Arrived in St. John's to find we'd rented a wonderful townhouse in a wonderful part of town - luxury and convenience! Just a few (straight downhill) blocks to the harbor/shopping/restaurants in the heart of the historic district. Great way to begin our visit. We immediately went walking (quite the feat after climbing the mountain the day before, said my calves and thighs).
I thanked our lucky stars, too after seeing first the sign in the window, then the poor guy sitting there with his arm in a brand new cast that told the whole story. He smiled and waved at us.
Signal Hill in St. John's is the first place the sun hits North America every day. Watched it our first morning here from our bedroom window.
The B.I.S., Benevolent Irish Society, built this manse as an orphanage around 1900. Today it's just. three. huge. condos. There's some $$ in St. John's.
First visit to Rocket Bakery and Food store, a strong recommend! Loved their system. Everything made from scratch. Was greeted by one of the owners. Gonna get me one of those raspberry cakes as a late birthday cake.
We specifically went to Rocket because a passerby on the street took us for the tourists we are and recommended we go there for lunch, as every Tuesday local performers...perform. We did and they did.
Lots of Irish and English influences...in food, architecture, language. Police are also named constables, i.e.
Had a phone talk with Dr. Jones, who said I should be on a 28-day, not 10-day, regimen of antibiotics for Lyme. Tourism sent me to a walk-in clinic at a grocery store. Walked into a grocery story clinic (how's that for convenience?) that turned out to not be a walk-in, but they took me anyway. Took my name and address, put me in an exam room immediately, saw the doctor in one minute, he took his time with me, was outta there in 10 minutes total for $40, got Rx filled downstairs in store in 20 more minutes (pharmacy was busy). Gotta say hooray for socialized Canadian medical system!

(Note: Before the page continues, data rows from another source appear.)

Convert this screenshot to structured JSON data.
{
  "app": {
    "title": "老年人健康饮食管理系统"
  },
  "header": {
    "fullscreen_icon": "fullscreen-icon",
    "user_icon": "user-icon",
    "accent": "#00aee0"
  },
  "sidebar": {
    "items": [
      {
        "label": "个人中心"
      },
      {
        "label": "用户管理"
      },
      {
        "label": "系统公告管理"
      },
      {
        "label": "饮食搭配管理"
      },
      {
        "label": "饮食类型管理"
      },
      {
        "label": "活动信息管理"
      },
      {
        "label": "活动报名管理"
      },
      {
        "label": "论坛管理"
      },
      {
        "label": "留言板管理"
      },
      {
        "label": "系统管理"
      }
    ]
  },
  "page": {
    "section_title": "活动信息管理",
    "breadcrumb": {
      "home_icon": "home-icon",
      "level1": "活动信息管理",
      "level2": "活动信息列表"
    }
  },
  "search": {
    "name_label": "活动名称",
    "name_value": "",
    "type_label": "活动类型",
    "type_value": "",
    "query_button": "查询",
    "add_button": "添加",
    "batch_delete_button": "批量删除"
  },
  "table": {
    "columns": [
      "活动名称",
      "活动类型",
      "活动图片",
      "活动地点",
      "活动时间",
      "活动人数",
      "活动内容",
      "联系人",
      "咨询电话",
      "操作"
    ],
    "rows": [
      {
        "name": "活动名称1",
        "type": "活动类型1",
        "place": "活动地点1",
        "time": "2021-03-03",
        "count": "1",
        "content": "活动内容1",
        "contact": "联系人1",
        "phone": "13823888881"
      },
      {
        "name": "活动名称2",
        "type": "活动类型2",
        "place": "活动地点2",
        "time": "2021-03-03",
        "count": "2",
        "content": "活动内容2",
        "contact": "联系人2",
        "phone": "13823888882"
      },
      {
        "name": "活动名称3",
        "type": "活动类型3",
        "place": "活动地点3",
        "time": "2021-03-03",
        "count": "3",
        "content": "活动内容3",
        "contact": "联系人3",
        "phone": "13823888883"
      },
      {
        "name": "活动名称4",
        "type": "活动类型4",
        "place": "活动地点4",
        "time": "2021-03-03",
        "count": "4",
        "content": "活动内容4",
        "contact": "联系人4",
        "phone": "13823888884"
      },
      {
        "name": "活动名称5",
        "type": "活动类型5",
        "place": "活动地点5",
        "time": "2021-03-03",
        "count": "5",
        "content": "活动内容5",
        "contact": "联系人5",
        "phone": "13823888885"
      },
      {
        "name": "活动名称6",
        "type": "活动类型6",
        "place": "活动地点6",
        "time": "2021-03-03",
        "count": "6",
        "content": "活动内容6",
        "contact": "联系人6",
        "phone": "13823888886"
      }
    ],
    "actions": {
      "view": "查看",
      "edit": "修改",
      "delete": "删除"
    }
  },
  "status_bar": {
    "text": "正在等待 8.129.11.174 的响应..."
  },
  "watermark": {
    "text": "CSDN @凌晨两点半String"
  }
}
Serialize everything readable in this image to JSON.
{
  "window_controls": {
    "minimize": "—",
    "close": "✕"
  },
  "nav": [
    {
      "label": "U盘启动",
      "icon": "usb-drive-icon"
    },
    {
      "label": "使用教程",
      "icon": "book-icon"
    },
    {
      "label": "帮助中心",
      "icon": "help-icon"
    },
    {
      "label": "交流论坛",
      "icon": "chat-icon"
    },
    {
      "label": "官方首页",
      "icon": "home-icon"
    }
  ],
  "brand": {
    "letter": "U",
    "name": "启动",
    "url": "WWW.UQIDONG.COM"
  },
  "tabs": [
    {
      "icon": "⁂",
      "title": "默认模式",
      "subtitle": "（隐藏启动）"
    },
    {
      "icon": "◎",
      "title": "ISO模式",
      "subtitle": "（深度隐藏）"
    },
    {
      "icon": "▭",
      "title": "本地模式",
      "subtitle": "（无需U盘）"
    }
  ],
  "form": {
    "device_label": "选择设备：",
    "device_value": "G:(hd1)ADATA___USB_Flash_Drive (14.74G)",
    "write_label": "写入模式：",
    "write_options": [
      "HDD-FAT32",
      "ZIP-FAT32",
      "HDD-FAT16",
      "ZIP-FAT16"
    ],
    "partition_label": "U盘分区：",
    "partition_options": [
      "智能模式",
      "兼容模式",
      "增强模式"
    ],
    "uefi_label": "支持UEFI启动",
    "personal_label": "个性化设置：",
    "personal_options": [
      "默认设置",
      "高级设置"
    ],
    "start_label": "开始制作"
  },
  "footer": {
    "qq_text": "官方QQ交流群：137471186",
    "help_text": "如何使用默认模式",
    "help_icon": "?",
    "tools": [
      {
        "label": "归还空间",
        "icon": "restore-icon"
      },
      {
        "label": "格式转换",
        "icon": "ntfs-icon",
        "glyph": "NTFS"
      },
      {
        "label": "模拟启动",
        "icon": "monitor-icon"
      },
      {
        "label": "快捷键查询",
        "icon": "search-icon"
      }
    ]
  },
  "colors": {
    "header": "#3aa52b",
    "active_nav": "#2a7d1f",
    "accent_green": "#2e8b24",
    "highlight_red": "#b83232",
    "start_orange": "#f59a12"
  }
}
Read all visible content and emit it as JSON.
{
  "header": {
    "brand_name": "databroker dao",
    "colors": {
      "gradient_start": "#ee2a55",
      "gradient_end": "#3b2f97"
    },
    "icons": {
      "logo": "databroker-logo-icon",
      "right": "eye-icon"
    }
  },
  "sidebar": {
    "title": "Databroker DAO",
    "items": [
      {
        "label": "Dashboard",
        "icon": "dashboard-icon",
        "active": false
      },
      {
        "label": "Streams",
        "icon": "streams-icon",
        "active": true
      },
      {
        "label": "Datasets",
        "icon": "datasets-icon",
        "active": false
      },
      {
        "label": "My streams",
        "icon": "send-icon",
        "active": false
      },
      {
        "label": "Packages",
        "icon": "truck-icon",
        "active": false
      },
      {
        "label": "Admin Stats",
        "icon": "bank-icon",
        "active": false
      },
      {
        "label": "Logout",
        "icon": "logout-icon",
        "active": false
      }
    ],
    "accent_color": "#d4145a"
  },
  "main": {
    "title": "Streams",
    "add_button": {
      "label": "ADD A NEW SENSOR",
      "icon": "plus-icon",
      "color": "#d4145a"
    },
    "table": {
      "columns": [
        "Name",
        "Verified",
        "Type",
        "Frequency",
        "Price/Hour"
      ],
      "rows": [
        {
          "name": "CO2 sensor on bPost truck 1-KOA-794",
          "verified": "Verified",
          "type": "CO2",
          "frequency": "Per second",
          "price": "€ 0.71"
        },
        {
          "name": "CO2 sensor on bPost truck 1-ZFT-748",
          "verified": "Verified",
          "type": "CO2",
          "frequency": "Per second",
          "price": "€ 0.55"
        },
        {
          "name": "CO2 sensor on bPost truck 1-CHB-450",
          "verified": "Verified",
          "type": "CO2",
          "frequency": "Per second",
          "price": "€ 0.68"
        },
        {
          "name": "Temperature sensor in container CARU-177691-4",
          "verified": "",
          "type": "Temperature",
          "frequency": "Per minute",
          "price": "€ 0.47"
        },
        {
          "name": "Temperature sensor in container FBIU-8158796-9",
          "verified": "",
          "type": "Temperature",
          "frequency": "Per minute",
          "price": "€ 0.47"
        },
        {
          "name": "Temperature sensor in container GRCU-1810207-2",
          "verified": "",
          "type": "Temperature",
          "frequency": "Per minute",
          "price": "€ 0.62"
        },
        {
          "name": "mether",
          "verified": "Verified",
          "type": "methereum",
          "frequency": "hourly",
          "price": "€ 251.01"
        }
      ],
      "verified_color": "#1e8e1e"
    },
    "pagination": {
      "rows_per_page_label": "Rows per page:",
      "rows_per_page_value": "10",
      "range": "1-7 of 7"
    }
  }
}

Here's my full "medical record."
And the gal who said, "Sure, we're not busy. We'll help you."
Canada is completing a 23,000 mile walking trail system. There are spectacular, beautifully maintained trails just everywhere, both countryside and in town.
Spent Wednesday atop Signal Hill, and I know now what it's the #1 rated tourist attraction on TripAdvisor. Geology, history, the view, the trails (see the one in this photo?)......rocks are 450 million years older than the Rockies.
Incomparable views. Our rental house, btw, is next to the huge yellow and red building in center of photo, The Rooms, the provincial history museum, art gallery, and archives. More on that below.
Stealing from Wikipedia here....The final battle of the Seven Years War in North America was fought in 1762 at the Battle of Signal Hill, in which the French surrendered St. John's to the British under the command of Lt. Colonel William Amherst. Lt. Colonel Amherst renamed what was then known as "The Lookout" as "Signal Hill," because of the signalling that took place upon its summit from its flagmast. Flag communication between land and sea would take place there from the 17th century until 1960.
During Signal Hill's first construction period in the late 18th century, Signal Hill was designated as the citadel for St. John's. Other Canadian citadels include Citadel Hill in Halifax, Fort Henry in Kingston and Citadelle in Quebec City.
During the 19th century, Signal Hill was manned specifically during the Napoleonic Wars and the American Civil War. A second construction period in Signal Hill's history saw the construction of the Queen's Battery Barracks, which has been completely restored to the period of 1862.
Construction on Cabot Tower began in 1897 to commemorate Queen Victoria's Diamond Jubilee in 1897 and the 400th anniversary of John Cabot's landfall in 1497. The building was declared officially open in 1900. The practical uses of the building were flag mast signalling, and a Marconi wireless station which has since been moved to St. John's International Airport.
On 12 December 1901, the first transatlantic wireless transmission was received here by Guglielmo Marconi in an abandoned fever and Diphtheria hospital, which has since been destroyed by fire.[1] The transmission, in Morse code, originated from his Poldhu Wireless Station, Cornwall, UK.
The fog rolls in, five minutes later it rolls out and it's a full-on sunny day again.
View of Signal Hill from other side of harbor; Allen was sitting right in the middle of where that little cloud is.
Allen is so content to be on an active harbor.
Wednesday nights are free-admission nights to The Rooms, right around the corner from where we're staying. It's a new building, 2005, and stunning, both inside and out.
I could go on an on about its exhibits, but just chose a few to tell about here. We're fascinated by the intricacies and decorations of aboriginal clothing. This is caribou, exhibited with the special tools and colors used to decorate it. Photo doesn't nearly do justice.
Sealskin jacket.
Sealskin boots - waterproof, too.
In Mikq'mac
Newfoundland's economy has been turned completed upside-down in the past 20 years. The mainstay cod industry was effectively closed by federal law in 1992 when it was learned less than 1% of the species remained around the area. Incredible economic disaster. Then oil was discovered, and is now putting lots of new money into the local economy. There is a sense of "boomtown" in some respects. Noticed that even Norway's national Statoil has an office here.